There's no correlation between wpsum
of those with the same family-id, as you put it, mainly because there's no third variable with which to correlate wpsum
within the family-id
groups (see my comment), but you can get the difference in wpsum
scores within the groups. Maybe that's what you meant by correlation.
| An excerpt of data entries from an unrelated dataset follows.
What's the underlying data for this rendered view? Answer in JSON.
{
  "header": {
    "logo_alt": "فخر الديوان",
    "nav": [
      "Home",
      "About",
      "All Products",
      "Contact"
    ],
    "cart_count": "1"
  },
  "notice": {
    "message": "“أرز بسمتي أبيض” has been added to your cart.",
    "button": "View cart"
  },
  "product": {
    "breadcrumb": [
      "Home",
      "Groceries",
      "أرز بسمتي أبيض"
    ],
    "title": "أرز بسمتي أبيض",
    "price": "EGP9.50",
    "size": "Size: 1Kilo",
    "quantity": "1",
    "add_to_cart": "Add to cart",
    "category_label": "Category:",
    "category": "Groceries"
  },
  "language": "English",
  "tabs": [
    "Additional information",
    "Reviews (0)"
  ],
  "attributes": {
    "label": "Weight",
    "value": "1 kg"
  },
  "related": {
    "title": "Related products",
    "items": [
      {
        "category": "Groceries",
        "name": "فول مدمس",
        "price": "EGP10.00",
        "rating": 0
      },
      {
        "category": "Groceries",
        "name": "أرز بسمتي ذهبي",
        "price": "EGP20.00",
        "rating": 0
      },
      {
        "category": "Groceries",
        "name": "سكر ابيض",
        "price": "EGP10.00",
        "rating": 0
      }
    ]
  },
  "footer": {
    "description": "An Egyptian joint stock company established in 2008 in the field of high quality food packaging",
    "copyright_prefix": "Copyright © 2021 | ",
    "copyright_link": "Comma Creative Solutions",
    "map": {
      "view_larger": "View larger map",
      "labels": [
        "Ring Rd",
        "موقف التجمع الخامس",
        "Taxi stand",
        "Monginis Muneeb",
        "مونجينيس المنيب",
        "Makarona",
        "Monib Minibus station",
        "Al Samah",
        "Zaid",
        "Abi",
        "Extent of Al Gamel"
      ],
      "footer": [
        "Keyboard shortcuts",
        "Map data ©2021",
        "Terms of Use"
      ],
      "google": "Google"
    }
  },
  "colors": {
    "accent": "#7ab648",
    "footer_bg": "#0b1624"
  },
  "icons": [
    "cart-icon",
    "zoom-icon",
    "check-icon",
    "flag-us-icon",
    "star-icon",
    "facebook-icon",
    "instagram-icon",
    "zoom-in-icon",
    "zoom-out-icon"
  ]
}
Here's how to get those (I changed and expanded your example):
dat <- data.frame(wpsum = c(14, 18, 20, 5, 10, NA, 1),
family_id = c("220","220","221","221","222","222","223"))
dat
wpsum family_id
1 14 220
2 18 220
3 20 221
4 5 221
5 10 222
6 NA 222
7 1 223
diffs <- by(dat, dat$family_id, function(x) abs(x$wpsum[1] - x$wpsum[2]))
diffs
dat$family_id: 220
[1] 4
------------------------------
dat$family_id: 221
[1] 15
------------------------------
dat$family_id: 222
[1] NA
------------------------------
dat$family_id: 223
[1] NA
You can make a data.frame with this new variable of differences like so:
diff.frame <- data.frame(diffs = as.numeric(diffs), family_id = names(diffs))
diff.frame
diffs family_id
1 4 220
2 15 221
3 NA 222
4 NA 223
Note that neither missing values nor missing observations are a (coding) problem here - they just result in missing differences without error. If you started having more than two observations within each family ID, though, then you'd need to do something different.